Чай пахнул травами. Яр бы оценил. Я тряхнула головой. Забудь. Забывай. По крайней мере, попробуй!
– Что рассказывать?
– Всё, – лаконично потребовала тётка.
Ну, всё так всё.
– Мама умерла. – Я даже не думала, что смогу так спокойно это сказать. С другой стороны, уже семь лет прошло. Любая боль рано или поздно утихает.
– Знаю, – хмуро кивнула тётка.
– Откуда? – удивилась я.
– Приезжала она ко мне… Месяца за полтора… Перед тем, как уйти в обитель.
Я забыла про чай, про Яра, про свое положение. Я не сводила с тётки взгляда. И она продолжила:
– Каяться приезжала. Да только… не в чем Альке было каяться.
Звук, который я издала, был нечленораздельным. В нем не было смысла, только просьба, мольба, требование продолжать. И Антонина Петровна стала рассказывать дальше:
– Ты, видать, не всё знаешь…
Я кивнула. Я вообще, похоже, ничего не знала.
– Дуры мы были. Обе молодые, и обе дуры. А он воспользовался… Папаша твой. Тоже дурак, если рассудить. И хорошо, что судьба меня тогда уберегла, чтобы я жизнь свою с таким не связала. Плохо то, что мамка твоя под раздачу попала.

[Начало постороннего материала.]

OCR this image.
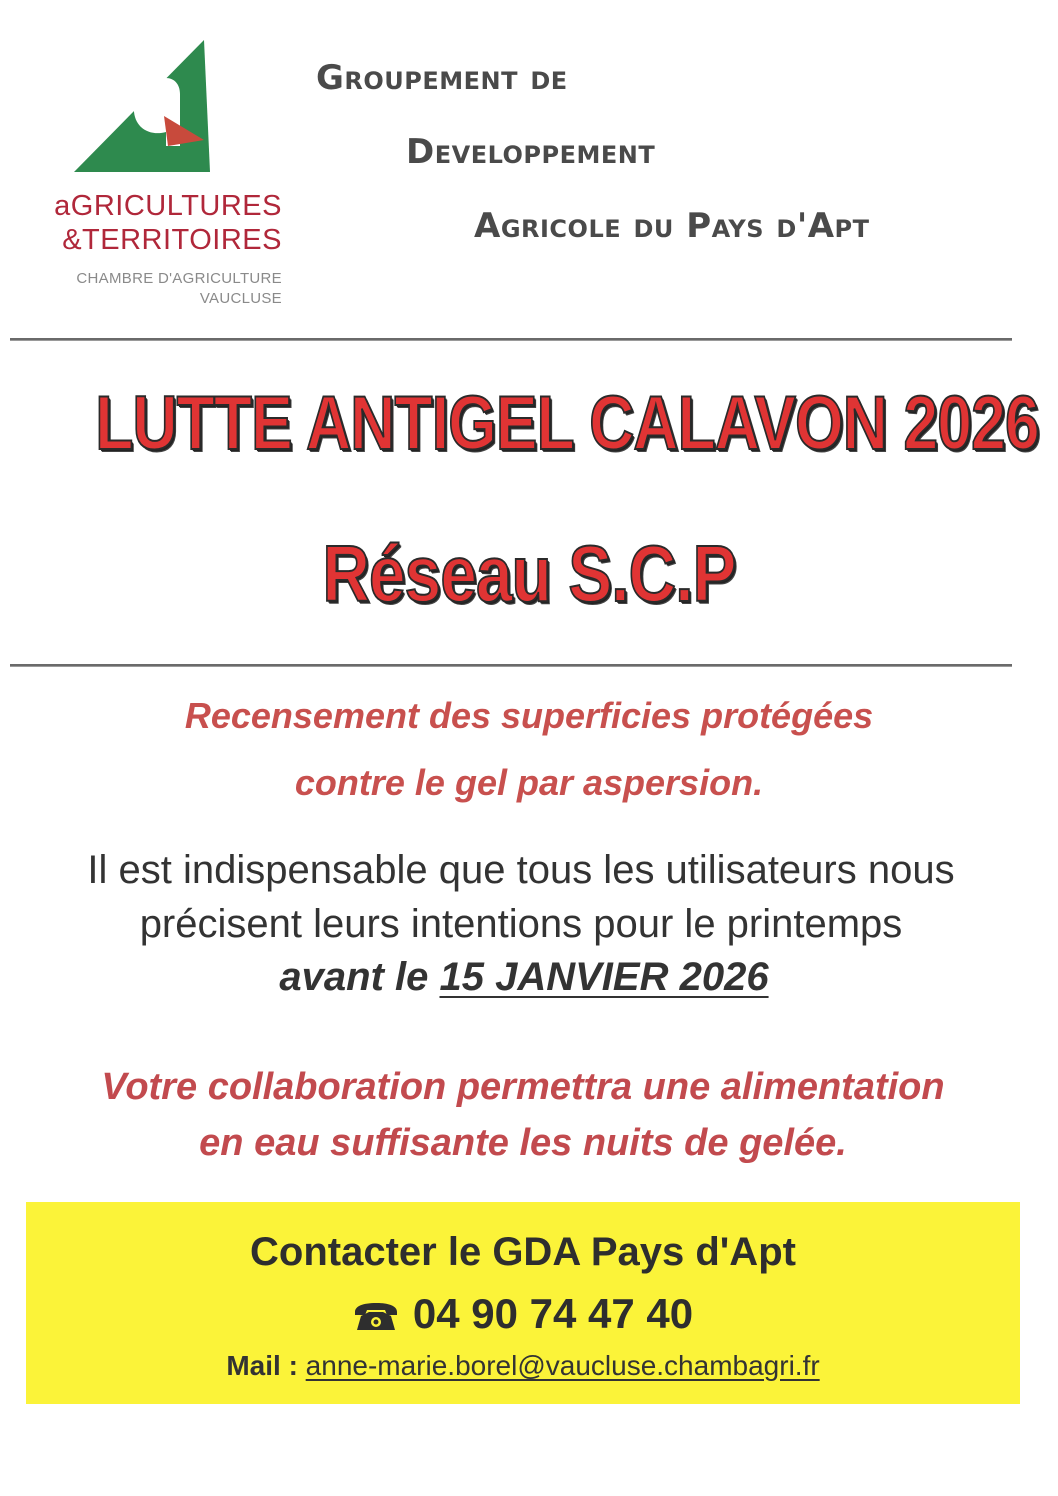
aGRICULTURES
&TERRITOIRES
CHAMBRE D'AGRICULTURE
VAUCLUSE
Groupement de
Developpement
Agricole du Pays d'Apt
LUTTE ANTIGEL CALAVON 2026
Réseau S.C.P
Recensement des superficies protégées
contre le gel par aspersion.
Il est indispensable que tous les utilisateurs nous
précisent leurs intentions pour le printemps
avant le 15 JANVIER 2026
Votre collaboration permettra une alimentation
en eau suffisante les nuits de gelée.
Contacter le GDA Pays d'Apt
04 90 74 47 40
Mail : anne-marie.borel@vaucluse.chambagri.fr
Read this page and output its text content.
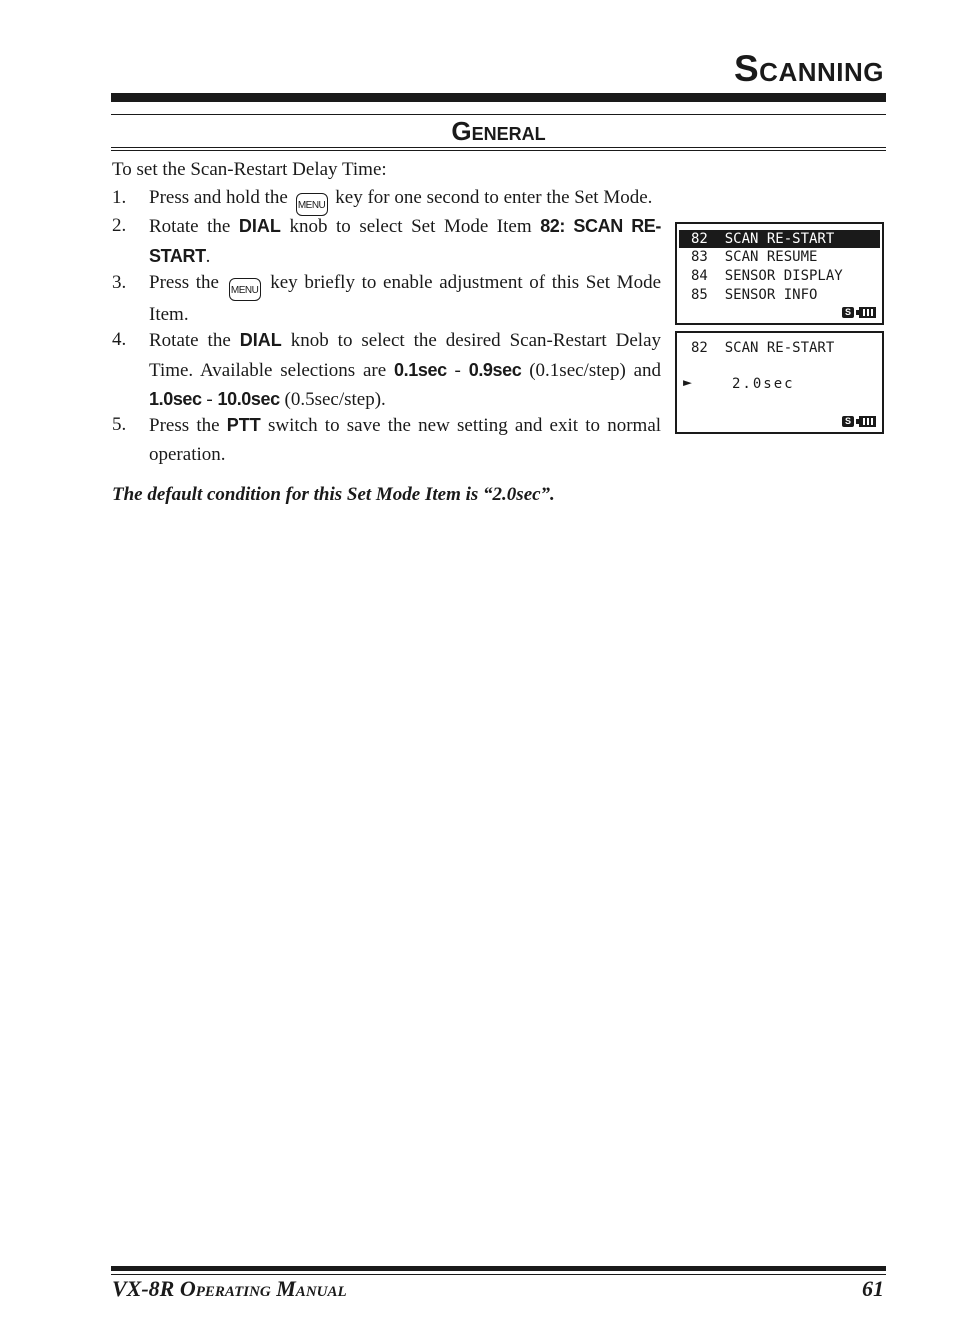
Scanning
General
To set the Scan-Restart Delay Time:
1. Press and hold the MENU key for one second to enter the Set Mode.
2. Rotate the DIAL knob to select Set Mode Item 82: SCAN RE-START.
3. Press the MENU key briefly to enable adjustment of this Set Mode Item.
4. Rotate the DIAL knob to select the desired Scan-Restart Delay Time. Available selections are 0.1sec - 0.9sec (0.1sec/step) and 1.0sec - 10.0sec (0.5sec/step).
5. Press the PTT switch to save the new setting and exit to normal operation.

The default condition for this Set Mode Item is “2.0sec”.

82  SCAN RE-START
83  SCAN RESUME
84  SENSOR DISPLAY
85  SENSOR INFO
S
82  SCAN RE-START
►	2.0sec
S

VX-8R Operating Manual	61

Я тихо заплакала. Рассказывай, тётушка, рассказывай!
– Много не надо, чтобы девчонку уговорить, если девчонка по тебе сохнет. А Алька же не виновата, что присохла к нему – красавец он был, такой, что по нему полдеревни девок сохло. Клялся потом, что не сильничал, что сама отдалась. А всё одно, соображать он должен был! Старше же, уже отслужил, после армии, работал! Нельзя так. А он, видать, думал, что сумеет и там, и сям. Да только вон оно как повернулось… Застала я их. – Тётка вздохнула. Потянулась к неубранной бутылке водки и отхлебнула из горлышка, занюхала рукавом и убрала бутылку в холодильник. Взгляд ее был тяжелый, но я знала, что не мне он адресован. Тётя смотрела в прошлое. – А мне нет бы радоваться, что от кобеля жизнь уберегла – нет, я же в обиду кинулась. И сестру родную прокляла… – Тётя прикрыла глаза ладонью. – Говорю же, дура была. А потом уже гордость не позволяла признать, что неправа. Ну и жалели меня все, я хорошая, Алька плохая. Я права, она виновата. А нет тут ни правых, ни виноватых. Вот ты есть, живая, здоровая. А мамки твоей больше нет. И только это и важно…
Я кинулась к ней. Теперь я прижимала тётушкину голову к груди, а она плакала – хрипло и неумело. А я гладила ее по изрядно поседевшим, но по-прежнему густым волосам.
Наконец тётя похлопала меня по руке.
– Давай-ка, девочка, сделай нам еще чаю. И варенье из буфета достань.
И под чай с вареньем тётя подвела логический итог своему рассказу.